L’unificazione di trascrizione e diarizzazione è particolarmente utile in riunioni, interviste, podcast e conversazioni di gruppo, dove una pipeline tradizionale può richiedere prima il riconoscimento del parlato e successivamente un’elaborazione dedicata alla separazione e all’attribuzione delle voci.
Lo speech-to-text si estende alla struttura della conversazione
Muse Voice Transcribe arriva in una fase di rapido sviluppo dei modelli dedicati alla trascrizione. Gemini 3.5 Transcribe ha mostrato pochi giorni prima un’altra direzione: incorporare nel riconoscimento vocale anche la pulizia del parlato spontaneo e la strutturazione del risultato, fino a produrre testo direttamente utilizzabile da applicazioni e workflow.

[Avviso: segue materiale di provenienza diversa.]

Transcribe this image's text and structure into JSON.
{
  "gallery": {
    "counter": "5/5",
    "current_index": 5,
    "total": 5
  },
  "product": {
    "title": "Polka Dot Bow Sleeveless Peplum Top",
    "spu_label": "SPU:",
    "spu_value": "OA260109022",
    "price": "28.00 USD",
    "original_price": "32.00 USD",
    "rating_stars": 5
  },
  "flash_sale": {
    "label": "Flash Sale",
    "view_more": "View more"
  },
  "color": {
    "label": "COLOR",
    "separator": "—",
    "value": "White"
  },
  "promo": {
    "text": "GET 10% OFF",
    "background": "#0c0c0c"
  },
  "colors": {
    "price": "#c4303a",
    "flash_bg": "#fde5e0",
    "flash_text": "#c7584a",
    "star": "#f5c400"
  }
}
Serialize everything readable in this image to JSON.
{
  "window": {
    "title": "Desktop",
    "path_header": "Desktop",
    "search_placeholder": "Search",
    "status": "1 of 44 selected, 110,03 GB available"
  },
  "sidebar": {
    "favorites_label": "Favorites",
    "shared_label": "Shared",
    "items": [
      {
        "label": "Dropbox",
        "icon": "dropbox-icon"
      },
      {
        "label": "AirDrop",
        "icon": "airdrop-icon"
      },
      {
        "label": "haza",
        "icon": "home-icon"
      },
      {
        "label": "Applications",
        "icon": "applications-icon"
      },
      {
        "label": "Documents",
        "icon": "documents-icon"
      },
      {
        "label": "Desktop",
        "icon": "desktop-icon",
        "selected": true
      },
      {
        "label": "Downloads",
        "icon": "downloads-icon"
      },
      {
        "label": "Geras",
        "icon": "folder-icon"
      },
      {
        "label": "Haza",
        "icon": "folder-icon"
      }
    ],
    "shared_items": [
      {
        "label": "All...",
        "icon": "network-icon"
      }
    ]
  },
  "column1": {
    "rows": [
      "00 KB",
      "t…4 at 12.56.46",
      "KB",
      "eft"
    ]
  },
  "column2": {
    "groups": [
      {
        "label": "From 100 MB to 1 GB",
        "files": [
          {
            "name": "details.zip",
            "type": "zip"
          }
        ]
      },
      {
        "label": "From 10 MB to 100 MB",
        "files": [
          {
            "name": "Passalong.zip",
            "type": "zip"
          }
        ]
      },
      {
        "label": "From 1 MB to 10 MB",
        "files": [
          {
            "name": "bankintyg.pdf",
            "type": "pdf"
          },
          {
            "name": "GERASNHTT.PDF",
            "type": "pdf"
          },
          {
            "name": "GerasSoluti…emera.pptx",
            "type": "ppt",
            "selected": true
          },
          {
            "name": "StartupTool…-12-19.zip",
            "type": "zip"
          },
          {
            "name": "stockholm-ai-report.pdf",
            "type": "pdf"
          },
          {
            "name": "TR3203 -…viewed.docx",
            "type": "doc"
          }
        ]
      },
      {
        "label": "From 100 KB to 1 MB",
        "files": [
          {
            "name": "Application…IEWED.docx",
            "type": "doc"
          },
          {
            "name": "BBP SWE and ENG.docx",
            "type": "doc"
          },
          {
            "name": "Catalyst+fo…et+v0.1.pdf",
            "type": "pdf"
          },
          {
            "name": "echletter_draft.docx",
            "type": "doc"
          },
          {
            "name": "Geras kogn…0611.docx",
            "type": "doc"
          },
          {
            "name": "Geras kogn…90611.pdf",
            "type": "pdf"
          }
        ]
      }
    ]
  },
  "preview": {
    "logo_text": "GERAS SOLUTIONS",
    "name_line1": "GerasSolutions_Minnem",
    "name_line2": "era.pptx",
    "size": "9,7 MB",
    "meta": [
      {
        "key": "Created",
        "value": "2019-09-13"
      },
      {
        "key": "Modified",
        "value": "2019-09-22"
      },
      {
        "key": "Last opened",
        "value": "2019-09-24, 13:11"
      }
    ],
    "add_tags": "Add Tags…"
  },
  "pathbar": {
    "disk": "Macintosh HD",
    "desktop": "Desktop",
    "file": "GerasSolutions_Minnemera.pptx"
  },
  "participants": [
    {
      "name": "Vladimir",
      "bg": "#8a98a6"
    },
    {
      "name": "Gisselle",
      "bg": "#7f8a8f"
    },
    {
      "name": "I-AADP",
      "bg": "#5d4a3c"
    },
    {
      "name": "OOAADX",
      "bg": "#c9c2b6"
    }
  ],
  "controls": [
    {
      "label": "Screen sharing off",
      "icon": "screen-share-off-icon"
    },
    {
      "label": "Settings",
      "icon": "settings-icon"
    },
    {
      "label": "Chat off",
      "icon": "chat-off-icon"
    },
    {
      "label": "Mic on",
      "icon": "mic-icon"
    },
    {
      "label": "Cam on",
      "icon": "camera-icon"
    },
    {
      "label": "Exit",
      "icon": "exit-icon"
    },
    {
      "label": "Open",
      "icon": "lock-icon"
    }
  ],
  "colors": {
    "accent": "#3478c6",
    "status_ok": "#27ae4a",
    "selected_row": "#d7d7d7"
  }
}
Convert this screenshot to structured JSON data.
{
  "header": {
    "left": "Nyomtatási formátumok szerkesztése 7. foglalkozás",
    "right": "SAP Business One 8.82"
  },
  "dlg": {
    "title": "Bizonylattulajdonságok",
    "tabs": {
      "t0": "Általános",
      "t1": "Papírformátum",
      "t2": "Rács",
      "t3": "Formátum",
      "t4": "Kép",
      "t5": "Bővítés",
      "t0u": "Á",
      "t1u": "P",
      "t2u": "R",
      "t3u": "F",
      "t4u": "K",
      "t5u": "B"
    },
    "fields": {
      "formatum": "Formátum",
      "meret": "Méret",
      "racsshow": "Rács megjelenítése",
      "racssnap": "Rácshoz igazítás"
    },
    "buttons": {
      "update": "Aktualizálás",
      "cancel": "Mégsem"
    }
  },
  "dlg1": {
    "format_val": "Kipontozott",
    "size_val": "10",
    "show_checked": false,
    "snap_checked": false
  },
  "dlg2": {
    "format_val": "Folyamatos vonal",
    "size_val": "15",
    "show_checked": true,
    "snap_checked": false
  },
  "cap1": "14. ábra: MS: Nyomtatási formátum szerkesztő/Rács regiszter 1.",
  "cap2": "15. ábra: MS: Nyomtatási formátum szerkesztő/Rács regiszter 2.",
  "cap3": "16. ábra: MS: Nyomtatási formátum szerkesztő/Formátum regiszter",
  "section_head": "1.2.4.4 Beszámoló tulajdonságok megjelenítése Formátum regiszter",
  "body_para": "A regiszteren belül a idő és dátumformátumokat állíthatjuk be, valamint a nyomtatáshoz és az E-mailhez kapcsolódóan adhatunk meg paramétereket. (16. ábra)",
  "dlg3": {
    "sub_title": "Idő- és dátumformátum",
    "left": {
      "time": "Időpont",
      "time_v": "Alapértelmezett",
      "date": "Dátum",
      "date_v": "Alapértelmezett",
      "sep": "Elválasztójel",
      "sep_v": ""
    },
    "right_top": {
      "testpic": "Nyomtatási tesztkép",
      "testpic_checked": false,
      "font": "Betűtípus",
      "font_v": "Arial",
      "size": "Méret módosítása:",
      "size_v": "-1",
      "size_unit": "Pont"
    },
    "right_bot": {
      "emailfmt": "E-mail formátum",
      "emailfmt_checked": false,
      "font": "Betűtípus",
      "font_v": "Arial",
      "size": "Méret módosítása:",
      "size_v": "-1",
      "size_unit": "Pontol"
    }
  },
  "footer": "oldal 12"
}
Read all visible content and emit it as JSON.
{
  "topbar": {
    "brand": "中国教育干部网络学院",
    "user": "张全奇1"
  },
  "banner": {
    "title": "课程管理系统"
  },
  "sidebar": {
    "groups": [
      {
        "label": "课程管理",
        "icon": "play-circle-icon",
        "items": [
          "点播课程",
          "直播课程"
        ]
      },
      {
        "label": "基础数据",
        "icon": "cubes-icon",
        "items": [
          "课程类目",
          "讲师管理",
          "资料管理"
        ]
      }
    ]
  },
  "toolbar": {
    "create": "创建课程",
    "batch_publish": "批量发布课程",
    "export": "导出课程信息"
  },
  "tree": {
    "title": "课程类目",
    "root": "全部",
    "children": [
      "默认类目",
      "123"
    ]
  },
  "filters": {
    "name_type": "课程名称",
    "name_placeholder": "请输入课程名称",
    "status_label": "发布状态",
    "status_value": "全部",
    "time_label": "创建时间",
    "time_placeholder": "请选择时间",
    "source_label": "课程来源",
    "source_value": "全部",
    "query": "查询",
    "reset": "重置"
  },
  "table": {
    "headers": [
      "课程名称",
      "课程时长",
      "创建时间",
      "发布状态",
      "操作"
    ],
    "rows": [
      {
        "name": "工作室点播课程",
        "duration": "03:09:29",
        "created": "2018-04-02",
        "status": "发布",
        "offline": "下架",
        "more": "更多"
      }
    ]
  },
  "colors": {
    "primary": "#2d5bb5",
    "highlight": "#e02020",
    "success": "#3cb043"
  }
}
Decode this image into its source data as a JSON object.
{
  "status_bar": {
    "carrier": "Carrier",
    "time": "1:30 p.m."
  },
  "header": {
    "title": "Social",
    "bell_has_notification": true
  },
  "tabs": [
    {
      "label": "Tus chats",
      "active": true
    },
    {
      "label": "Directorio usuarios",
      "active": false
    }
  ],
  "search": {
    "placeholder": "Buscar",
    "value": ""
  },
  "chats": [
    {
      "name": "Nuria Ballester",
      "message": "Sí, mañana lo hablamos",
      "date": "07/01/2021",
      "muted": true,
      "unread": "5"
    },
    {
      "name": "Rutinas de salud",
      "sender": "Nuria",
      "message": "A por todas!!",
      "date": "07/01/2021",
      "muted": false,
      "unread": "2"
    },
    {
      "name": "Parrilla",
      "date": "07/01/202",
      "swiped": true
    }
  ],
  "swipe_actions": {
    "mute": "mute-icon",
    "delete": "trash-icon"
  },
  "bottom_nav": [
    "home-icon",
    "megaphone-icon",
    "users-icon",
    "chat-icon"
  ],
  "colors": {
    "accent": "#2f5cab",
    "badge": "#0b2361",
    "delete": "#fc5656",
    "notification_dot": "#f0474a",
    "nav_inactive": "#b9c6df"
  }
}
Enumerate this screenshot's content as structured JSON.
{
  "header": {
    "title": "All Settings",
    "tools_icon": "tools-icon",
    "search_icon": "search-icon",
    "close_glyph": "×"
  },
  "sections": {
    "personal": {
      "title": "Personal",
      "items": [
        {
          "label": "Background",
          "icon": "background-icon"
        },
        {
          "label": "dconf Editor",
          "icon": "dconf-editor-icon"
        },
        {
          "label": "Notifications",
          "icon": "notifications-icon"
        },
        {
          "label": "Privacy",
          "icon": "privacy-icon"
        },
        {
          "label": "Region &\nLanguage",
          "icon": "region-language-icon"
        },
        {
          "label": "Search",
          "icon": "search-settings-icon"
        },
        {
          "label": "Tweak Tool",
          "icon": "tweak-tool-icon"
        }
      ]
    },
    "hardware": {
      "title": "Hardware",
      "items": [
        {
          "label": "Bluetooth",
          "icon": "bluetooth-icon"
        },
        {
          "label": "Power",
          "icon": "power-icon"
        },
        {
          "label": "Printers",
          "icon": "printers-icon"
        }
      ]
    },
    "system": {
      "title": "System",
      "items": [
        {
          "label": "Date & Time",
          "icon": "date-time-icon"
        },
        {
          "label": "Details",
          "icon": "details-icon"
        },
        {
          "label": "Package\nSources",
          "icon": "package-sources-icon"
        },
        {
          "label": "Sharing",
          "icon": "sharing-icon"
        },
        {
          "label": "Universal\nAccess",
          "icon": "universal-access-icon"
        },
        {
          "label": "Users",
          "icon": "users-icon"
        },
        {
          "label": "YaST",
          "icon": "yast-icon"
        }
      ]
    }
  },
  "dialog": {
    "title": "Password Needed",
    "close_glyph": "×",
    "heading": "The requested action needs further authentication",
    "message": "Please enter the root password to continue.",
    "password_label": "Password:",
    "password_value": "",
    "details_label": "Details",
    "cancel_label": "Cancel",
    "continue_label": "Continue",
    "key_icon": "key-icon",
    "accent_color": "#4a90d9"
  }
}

Muse Voice Transcribe concentra invece una parte rilevante dell’architettura sulle informazioni temporali e conversazionali che accompagnano le parole. Trascrizione, identità degli speaker e confini dei turni vengono trattati dallo stesso modello mentre l’audio continua ad arrivare.
Per un agente vocale queste informazioni hanno un’utilità operativa immediata. Il sistema deve capire che cosa è stato detto, ma anche attribuire correttamente una richiesta e determinare quando può cominciare a elaborarla o rispondere senza sovrapporsi all’utente.
Anche il code-switching e il context biasing rispondono alla stessa esigenza: seguire conversazioni meno regolari di quelle tipicamente rappresentate nei dataset di dettatura, con cambi di lingua, nomi specifici e più partecipanti.
Muse Voice Transcribe guida il benchmark streaming di Artificial Analysis
Nel benchmark AA-WER Streaming di Artificial Analysis, Muse Voice Transcribe occupava il primo posto al momento della presentazione. La misurazione valuta sistemi che ricevono l’audio progressivamente anziché elaborare l’intera registrazione in un solo passaggio, condizione più vicina a quella di sottotitoli live, assistenti vocali e applicazioni conversazionali.
L’AA-WER Streaming considera insieme Word Error Rate e latenza, misurando sia la percentuale di errori nella trascrizione sia il tempo necessario per ottenere il testo definitivo dopo la conclusione del parlato.
Il benchmark utilizza circa otto ore di audio provenienti da AA-AgentTalk, VoxPopuli ed Earnings22, combinando conversazioni vicine agli scenari degli agenti vocali, parlato con accenti differenti e conference call caratterizzate anche da terminologia specialistica.
La misurazione è particolarmente pertinente per sistemi destinati alla conversazione live, dove una maggiore accuratezza ottenuta aspettando diversi secondi dopo la fine dell’intervento avrebbe un’utilità limitata.
La trascrizione entra nelle applicazioni Meta
Muse Voice Transcribe è disponibile attraverso la Meta Model API ed è già utilizzato da Meta AI per Mac e Muse Code.
Nell’applicazione desktop, la dettatura può essere richiamata anche mentre si lavora in altre applicazioni e finestre: tenendo premuto il tasto Fn, l’utente può fornire input vocale mentre continua a utilizzare Meta AI.
Muse Code utilizza lo stesso modello per l’input vocale nelle attività di sviluppo, mentre la Meta Model API consente agli sviluppatori di integrare le capacità di trascrizione streaming nelle proprie applicazioni.
In questi utilizzi il passaggio dall’audio al testo rappresenta solo una parte dell’informazione disponibile. Muse Voice Transcribe produce nello stesso flusso anche i segnali necessari a stabilire chi sta parlando e quando ha terminato, elementi che consentono a un’applicazione o a un agente di seguire la sequenza della conversazione mentre questa si svolge.